The funds will help provide food, shelter, clean water, medical supplies and other assistance, the White House said.

The money comes as US President Joe Biden meets with European leaders and works to determine the next phase of the response to Russia’s war.

In addition, the White House said it would stand up a $320 million fund meant to bolster democracy in countries bordering the European Union, including funding for human rights, independent media and anti-corruption initiatives.

10:25 a.m. ET, March 24, 2022

G7 leaders take family photo ahead of emergency summit

Left to right: NATO Secretary General Jens Stoltenberg, European Commission President Ursula von der Leyen, Japan's Prime Minister Fumio Kishida, Canada's Prime Minister Justin Trudeau, U.S. President Joe Biden, Germany's Chancellor Olaf Scholz, British Prime Minister Boris Johnson, France's President Emmanuel Macron, Italy's Prime Minister Mario Draghi and European Council President Charles Michel pose for a G7 leaders' family photograph during a NATO summit at the alliance's headquarters in Brussels, Belgium, on March 24.
Left to right: NATO Secretary General Jens Stoltenberg, European Commission President Ursula von der Leyen, Japan's Prime Minister Fumio Kishida, Canada's Prime Minister Justin Trudeau, U.S. President Joe Biden, Germany's Chancellor Olaf Scholz, British Prime Minister Boris Johnson, France's President Emmanuel Macron, Italy's Prime Minister Mario Draghi and European Council President Charles Michel pose for a G7 leaders' family photograph during a NATO summit at the alliance's headquarters in Brussels, Belgium, on March 24. (Photo by Henry Nicholls/AFP/Getty Images)

The G7 leaders just took a family photo in Brussels ahead of an emergency summit to discuss Russia's invasion in Ukraine.

US President Joe Biden is expected to speak soon to the group.

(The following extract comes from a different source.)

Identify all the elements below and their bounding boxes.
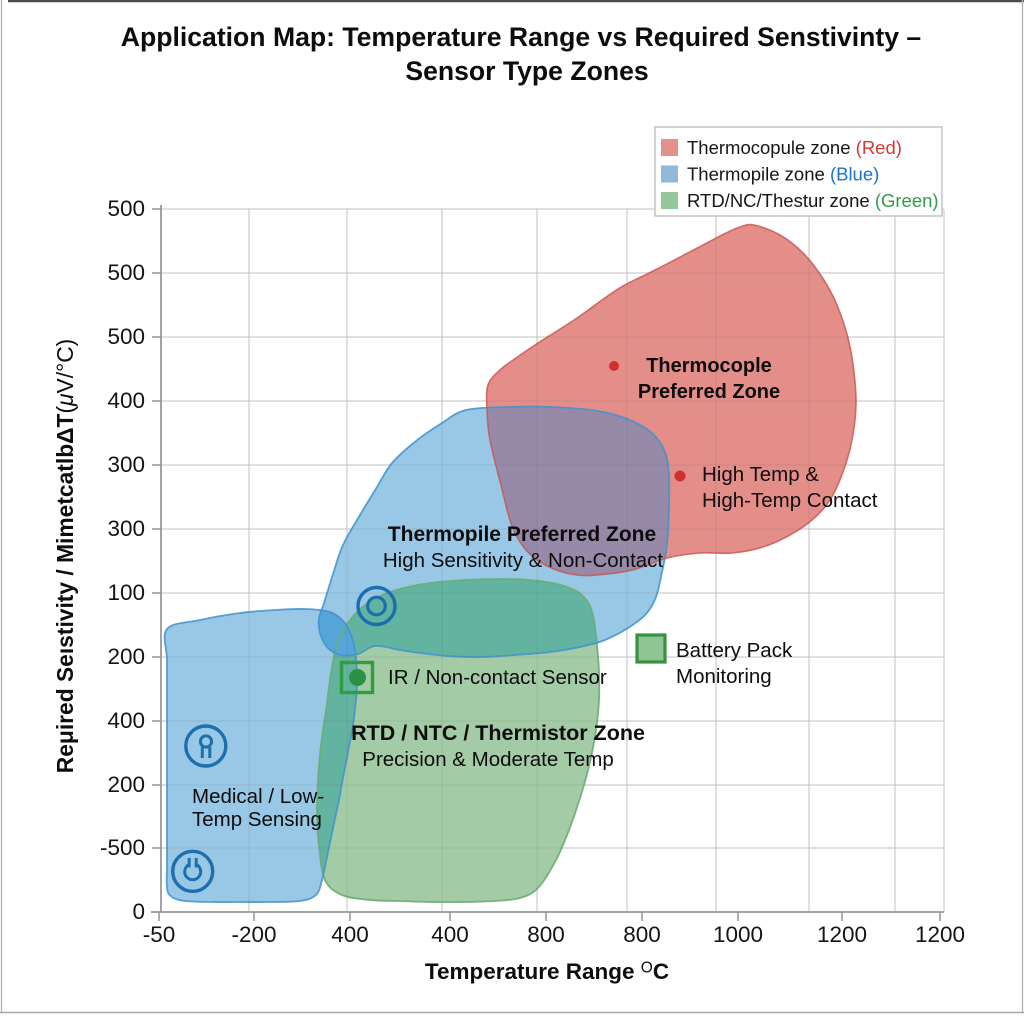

9:46 a.m. ET, March 24, 2022

Ukrainian teen escaped from Chernihiv and survived a blast that killed his mother

Andriy, a 15-year-old Ukrainian teen from Chernihiv, escaped his city after being forced from his home and then drove over what he thinks was a land mine, he told CNN.

"I see a yellow explosion. Sound in ears. And I just remember like I woke up in road. I see the broken car. And I see like my mother with fire," he told CNN's John Berman while recovering in a children's hospital in Lviv.
"I feel blood in my left ear. Then I hear shooting ... from rockets or something."

He said he was screaming and couldn't walk. Villagers who heard the explosion brought him to safety.

His mother burned to death.

Andriy started crying when asked about his mother, saying it is "very difficult" for his family.

"I want you to know my mother was a very beautiful woman," he said via a translator.

The northern city of Chernihiv has seen some of the most intense shelling since Russia invaded Ukraine a month ago. Badly damaged buildings line rubble-strewn streets, while still-burning fires fill the air with heavy smoke, as seen in a new video from Mayor Vladyslav Atroshenko.

"It's very hard to look what going on with my city," he added, saying that he'll go back once the war ends. 

Andriy said he wants to "distance myself from this war," then played a song on his guitar for Berman.